Arizona was a popular pick to become an upset victim against Belmont in last year's NCAA tournament. This year, the Wildcats have been tabbed by some to be the first No. 1 seed to get knocked off, possibly by their second game.

Yeah, it's annoying to constantly be doubted, especially with everything Arizona has accomplished under coach Sean Miller.

All the Wildcats can do is shrug and keep their focus on what's in front of them.

"The bottom line is, just win," Miller said. "It's not about talking or predicting. Unfortunately, the people who predict, no one ever holds them to their prediction. They go on and make another prediction. It's an awesome job. If you're right, great, if you're not, who cares? Just do it again."

The Wildcats have had a knack for quieting the doubters.

They put a quick end to the upset talk against Belmont last year, overpowering the Bruins in a 17-point win. Even after bouncing Belmont, Arizona still had doubters, picked by some to lose to Harvard. The Wildcats make a mockery of that, too, rolling the Crimson by 23 on their way to the Elite Eight.

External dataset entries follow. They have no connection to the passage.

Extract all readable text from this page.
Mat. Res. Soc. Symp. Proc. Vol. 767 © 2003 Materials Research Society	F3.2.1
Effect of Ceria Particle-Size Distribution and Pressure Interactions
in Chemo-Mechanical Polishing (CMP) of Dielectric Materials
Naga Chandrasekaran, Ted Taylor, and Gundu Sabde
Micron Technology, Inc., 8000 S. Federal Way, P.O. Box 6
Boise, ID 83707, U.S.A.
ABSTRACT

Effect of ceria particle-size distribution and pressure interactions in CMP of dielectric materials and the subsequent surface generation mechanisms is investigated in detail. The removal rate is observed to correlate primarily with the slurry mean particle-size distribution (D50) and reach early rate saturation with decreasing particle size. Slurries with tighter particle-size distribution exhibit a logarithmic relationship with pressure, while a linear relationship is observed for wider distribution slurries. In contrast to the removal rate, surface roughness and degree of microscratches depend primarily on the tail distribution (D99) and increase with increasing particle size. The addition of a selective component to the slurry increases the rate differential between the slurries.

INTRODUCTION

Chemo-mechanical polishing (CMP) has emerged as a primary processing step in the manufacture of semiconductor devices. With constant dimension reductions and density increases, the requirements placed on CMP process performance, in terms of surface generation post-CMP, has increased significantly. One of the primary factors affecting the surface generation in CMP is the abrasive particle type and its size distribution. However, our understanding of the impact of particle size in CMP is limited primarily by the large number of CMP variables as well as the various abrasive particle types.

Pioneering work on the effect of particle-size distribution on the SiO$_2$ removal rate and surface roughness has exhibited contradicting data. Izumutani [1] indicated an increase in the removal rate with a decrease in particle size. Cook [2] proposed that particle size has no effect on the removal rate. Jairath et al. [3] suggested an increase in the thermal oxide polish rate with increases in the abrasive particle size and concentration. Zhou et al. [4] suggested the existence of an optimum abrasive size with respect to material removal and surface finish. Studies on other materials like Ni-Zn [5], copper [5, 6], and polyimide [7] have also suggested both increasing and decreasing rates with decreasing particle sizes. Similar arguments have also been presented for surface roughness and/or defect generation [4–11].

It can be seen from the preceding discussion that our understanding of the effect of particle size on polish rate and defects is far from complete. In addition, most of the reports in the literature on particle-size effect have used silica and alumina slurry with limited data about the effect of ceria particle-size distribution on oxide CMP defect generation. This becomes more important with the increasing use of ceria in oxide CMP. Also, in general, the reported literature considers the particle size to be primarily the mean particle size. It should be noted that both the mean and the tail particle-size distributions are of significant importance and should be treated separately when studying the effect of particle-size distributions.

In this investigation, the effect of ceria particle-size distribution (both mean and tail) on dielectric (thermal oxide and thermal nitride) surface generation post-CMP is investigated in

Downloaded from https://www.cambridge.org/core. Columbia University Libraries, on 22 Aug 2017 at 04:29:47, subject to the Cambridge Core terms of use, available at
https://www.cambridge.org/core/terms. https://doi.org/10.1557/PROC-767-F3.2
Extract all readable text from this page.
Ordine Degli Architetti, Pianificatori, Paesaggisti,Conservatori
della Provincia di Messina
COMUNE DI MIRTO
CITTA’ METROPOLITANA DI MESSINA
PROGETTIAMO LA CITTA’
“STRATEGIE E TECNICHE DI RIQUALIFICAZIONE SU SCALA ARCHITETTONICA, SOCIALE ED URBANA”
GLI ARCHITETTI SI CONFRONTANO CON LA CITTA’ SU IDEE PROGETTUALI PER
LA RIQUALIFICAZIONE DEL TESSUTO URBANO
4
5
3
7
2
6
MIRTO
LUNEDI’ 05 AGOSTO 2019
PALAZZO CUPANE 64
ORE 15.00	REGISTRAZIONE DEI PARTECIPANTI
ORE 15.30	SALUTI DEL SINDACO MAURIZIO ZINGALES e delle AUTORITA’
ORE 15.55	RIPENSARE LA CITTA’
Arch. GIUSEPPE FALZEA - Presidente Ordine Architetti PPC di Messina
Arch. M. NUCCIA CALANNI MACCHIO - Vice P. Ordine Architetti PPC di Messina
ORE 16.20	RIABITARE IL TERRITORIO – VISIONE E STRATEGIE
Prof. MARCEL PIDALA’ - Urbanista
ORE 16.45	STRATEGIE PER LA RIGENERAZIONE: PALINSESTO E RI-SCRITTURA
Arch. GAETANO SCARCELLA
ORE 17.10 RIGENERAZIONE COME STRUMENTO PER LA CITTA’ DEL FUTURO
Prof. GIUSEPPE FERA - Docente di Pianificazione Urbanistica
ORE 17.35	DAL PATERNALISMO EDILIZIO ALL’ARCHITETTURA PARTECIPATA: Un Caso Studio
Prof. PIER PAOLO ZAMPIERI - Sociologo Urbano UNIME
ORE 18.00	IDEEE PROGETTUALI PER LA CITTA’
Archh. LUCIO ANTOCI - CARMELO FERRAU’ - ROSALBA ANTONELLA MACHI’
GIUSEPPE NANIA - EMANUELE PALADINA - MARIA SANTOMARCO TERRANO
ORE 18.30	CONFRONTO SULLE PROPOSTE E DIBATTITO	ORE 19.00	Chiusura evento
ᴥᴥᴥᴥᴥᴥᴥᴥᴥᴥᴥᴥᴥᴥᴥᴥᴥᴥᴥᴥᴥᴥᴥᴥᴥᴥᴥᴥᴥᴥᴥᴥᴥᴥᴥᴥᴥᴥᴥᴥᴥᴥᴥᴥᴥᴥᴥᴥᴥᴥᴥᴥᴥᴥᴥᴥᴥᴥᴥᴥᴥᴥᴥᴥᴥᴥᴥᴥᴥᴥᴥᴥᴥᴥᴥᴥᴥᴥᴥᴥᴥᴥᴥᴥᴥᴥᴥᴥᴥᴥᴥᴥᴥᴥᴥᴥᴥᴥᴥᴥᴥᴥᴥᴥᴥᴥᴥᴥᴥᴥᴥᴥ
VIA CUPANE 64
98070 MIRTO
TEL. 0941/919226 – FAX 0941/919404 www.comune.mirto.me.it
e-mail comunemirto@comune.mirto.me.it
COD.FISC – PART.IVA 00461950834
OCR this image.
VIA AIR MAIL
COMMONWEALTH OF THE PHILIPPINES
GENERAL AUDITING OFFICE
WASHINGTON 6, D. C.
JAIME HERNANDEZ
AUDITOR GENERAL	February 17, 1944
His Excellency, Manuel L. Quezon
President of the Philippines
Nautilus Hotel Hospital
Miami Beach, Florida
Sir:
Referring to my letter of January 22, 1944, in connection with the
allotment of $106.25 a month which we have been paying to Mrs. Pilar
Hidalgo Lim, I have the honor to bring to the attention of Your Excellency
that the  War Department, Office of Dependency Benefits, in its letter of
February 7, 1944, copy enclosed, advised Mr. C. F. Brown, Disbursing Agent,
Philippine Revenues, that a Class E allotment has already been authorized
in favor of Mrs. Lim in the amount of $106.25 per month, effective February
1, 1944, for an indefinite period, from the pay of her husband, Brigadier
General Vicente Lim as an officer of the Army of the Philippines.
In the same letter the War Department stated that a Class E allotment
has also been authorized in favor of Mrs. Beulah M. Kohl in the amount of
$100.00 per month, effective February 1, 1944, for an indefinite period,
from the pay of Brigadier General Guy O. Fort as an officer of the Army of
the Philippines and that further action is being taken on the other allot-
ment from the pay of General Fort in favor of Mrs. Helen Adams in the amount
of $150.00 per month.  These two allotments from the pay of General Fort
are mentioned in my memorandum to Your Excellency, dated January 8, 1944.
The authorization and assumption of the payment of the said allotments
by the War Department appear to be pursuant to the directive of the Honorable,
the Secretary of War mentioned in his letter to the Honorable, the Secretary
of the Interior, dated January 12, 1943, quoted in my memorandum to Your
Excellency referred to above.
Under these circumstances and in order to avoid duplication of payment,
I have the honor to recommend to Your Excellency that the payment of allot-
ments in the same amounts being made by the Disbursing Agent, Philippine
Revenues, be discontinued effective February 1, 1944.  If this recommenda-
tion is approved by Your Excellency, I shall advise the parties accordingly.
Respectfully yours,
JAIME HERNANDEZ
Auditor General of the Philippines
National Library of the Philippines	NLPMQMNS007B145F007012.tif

Doubts crept up again this season when sophomore forward Brandon Ashley went down with a season-ending foot injury on Feb. 1. No way could the Wildcats survive without one of their best players was what they heard.

Again, they refused to listen, using the perceived slight as chip-on-their-shoulder motivation to win the Pac-12 regular-season title and reach the conference championship game. Now, the Wildcats are hearing it again.

Not in the opening game. No one is really expecting Weber State to take down Arizona on Friday in San Diego; no No. 16 seed has ever beaten a 1, and the desert version of Wildcats appear to be too deep and athletic for the ones from Utah.

The supposed problem for Arizona comes after that, possibly on Sunday by ninth-seeded Oklahoma State if the Cowboys get past Gonzaga in their opening game. After that, it could be San Diego State in the next round, possibly Creighton or Oregon after that, surely by No. 2 Wisconsin in the West Regional final.

The Wildcats aren't listening.

"What you find is all of a sudden the teams that you felt were strong get upset and they aren't even in the tournament," Miller said.

"Things can change quickly in one game. It changes dramatically in the first weekend. For us, we have to play to win. You can't be out there playing not to lose."